Cet homme là, s'il le dit, c'est peut-être parce qu'il aime son pays. Donc, c'est ça qui peut donner de la crédibilité à mon propos.

 

L'Evé : On sait qu'en 1991-1992, vous aviez le vent en poupe. Les gens avaient espoir en vous. On disait même que vous seriez le prochain président. Pourquoi il y a eu ce dérapage qui aujourd'hui se répercute sur l'ensemble du processus ?

 

Ça ne résulte pas d'un calcul, ça ne résulte pas d'une pression, d'un marchandage, c'est une conviction et qui reste toujours la mienne aujourd'hui. Ça n'a pas marché avec Blaise Compaoré parce que pour pratiquer la démocratie consensuelle, il faut avoir l'esprit de partage. Je n'ai jamais fait la politique sous la contrainte. Je vous ai dit que ce n'est pas l'argent qui m'intéresse dans la politique. Je ne vois pas aussi quelqu'un qui va m'influencer, au point que je mette de coté mes opinions. C'est tout ça qui a expliqué qu'à un moment donné, j'ai pensé qu'il fallait évoluer vers la démocratie consensuelle. Je ne pense pas que l'Histoire m'ait donné tort. Vous voyez en Allemagne, c'est ça qui est appliqué avec la chancelière Markel, en France même, l'opinion pousse à la démocratie consensuelle.

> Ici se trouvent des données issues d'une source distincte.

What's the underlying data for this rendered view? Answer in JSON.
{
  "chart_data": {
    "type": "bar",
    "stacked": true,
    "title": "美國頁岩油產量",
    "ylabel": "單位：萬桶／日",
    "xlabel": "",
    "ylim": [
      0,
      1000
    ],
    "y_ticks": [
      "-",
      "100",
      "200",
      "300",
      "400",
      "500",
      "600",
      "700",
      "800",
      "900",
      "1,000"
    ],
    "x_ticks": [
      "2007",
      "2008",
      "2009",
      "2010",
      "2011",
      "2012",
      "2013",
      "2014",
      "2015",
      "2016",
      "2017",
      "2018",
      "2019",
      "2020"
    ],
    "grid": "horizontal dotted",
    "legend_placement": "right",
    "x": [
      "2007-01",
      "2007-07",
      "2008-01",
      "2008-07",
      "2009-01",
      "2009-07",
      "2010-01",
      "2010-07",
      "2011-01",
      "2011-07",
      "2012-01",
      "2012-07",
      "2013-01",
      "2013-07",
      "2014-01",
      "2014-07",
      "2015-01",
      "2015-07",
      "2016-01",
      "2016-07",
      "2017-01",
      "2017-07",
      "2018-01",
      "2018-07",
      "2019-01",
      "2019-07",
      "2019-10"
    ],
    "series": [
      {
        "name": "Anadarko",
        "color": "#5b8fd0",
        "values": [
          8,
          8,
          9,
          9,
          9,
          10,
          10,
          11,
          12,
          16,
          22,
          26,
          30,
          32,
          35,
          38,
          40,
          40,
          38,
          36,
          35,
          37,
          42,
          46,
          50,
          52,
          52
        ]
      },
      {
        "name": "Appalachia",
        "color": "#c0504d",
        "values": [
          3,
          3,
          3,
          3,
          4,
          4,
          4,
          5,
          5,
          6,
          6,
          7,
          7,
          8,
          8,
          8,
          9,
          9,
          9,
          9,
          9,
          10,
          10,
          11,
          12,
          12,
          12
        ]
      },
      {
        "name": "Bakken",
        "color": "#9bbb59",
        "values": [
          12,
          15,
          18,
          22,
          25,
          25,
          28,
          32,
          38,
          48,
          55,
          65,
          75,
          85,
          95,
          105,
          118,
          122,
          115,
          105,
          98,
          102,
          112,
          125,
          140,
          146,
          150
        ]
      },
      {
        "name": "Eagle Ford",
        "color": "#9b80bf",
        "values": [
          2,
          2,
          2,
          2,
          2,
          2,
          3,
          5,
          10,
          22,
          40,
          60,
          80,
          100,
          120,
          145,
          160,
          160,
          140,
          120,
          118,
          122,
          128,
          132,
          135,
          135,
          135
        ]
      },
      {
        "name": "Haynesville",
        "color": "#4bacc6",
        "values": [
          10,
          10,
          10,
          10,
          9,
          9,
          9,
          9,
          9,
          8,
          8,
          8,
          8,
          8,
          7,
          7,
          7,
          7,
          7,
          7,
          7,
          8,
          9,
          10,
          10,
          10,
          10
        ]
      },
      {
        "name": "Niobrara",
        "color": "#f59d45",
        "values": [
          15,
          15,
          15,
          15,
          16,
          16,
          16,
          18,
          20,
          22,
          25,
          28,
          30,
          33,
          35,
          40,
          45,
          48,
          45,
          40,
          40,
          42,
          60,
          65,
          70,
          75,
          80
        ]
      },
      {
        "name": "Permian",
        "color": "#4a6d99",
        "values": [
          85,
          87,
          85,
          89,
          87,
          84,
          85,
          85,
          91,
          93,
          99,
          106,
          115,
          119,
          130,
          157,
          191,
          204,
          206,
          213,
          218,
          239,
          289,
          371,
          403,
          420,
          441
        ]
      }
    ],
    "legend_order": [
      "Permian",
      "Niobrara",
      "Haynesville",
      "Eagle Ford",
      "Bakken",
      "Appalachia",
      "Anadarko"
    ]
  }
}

L'Evé : Maître, vous préconisez de porter l'affaire Norbert Zongo devant un tribunal international. Est-ce que les procédures internes sont épuisées au point qu'on puisse y aller. Qu'est-ce qui sous-tend cette idée ?

 

H.Y : Je crois que les conventions qu'on a signé au plan international intéressant la justice pénale et le droit pénal international reconnaissent que lorsque dans un pays, la justice est défaillante, lorsque manifestement, on sent qu'il n' y a pas possibilité de rendre justice à des victimes, on peut élever la question au plan international. Donc, c'est sur ces éléments que nous nous basons. Le constat qui est fait et qui est reconnu par tout le monde, qu'il y a une volonté manifeste de bloquer le dossier, nous amène à chercher d'autres voies de sortie. Il n' y a pas que nous d'ailleurs. Au plan national, l'opinion est acquise et convaincue par les faits que s'il ne tenait qu'aux autorités, ça ne va pas avancer. Même certains partenaires financiers n'hésitent pas à interpeller le pouvoir par rapport à cela. Donc, si on laisse les choses en l'état, dans 10 ans, le non-lieu disparaît et l'affaire est enterrée. Voilà pourquoi nous disons qu'il faut nous battre pour chercher une porte de sortie.

 

L'Evé : Le modèle qui vous inspire est celui de Rafik Hariri au Liban. Or le Burkina n'est pas en crise . Comment on peut franchir ce cap et mettre en place une idée comme la vôtre ?

 

H.Y : Je me dis que c'est vrai que c'est la situation géo-politique qui donne l'envergure au dossier Hariri. Mais les puissances qui se sont intéressées à l'affaire n'ont pas mis ça en avant, même si on sait que en bas, ce sont des raisons de forme. Ils sont révoltés par un acte terroriste, un acte terroriste qui a ôté la vie à un homme et à 22 autres ; donc c'est ça qui a amené la réaction au plan international pour qu'on aille jusqu'a faire un tribunal pénal international pour Hariri. Nous aussi, on se base sur les mêmes considérations. Norbert Zongo aussi a été tué par un acte barbare, un assassinant suivi d'acte de barbarie. On peut même dire que Hariri a été victime d'un attentat comme ça, mais lui, on l'a sauvagement défiguré, on l'a brûlé après l'avoir tué avec ses compagnons.
Et dans les motivations, pour saisir le Conseil de sécurité, on a dit simplement que c'est un acte terroriste. Donc, on se prévaut de la même jurisprudence que ce qui a été fait pour Hariri. C'est ce qui nous fonde à dire qu'on peut invoquer le parallélisme des situations pour réclamer un tribunal international pour Norbert Zongo.

 

L'Evé : Qui peut mettre en musique une telle idée ? Qui peut la porter ? Est-ce que ce sont les partis politiques, la société civile ?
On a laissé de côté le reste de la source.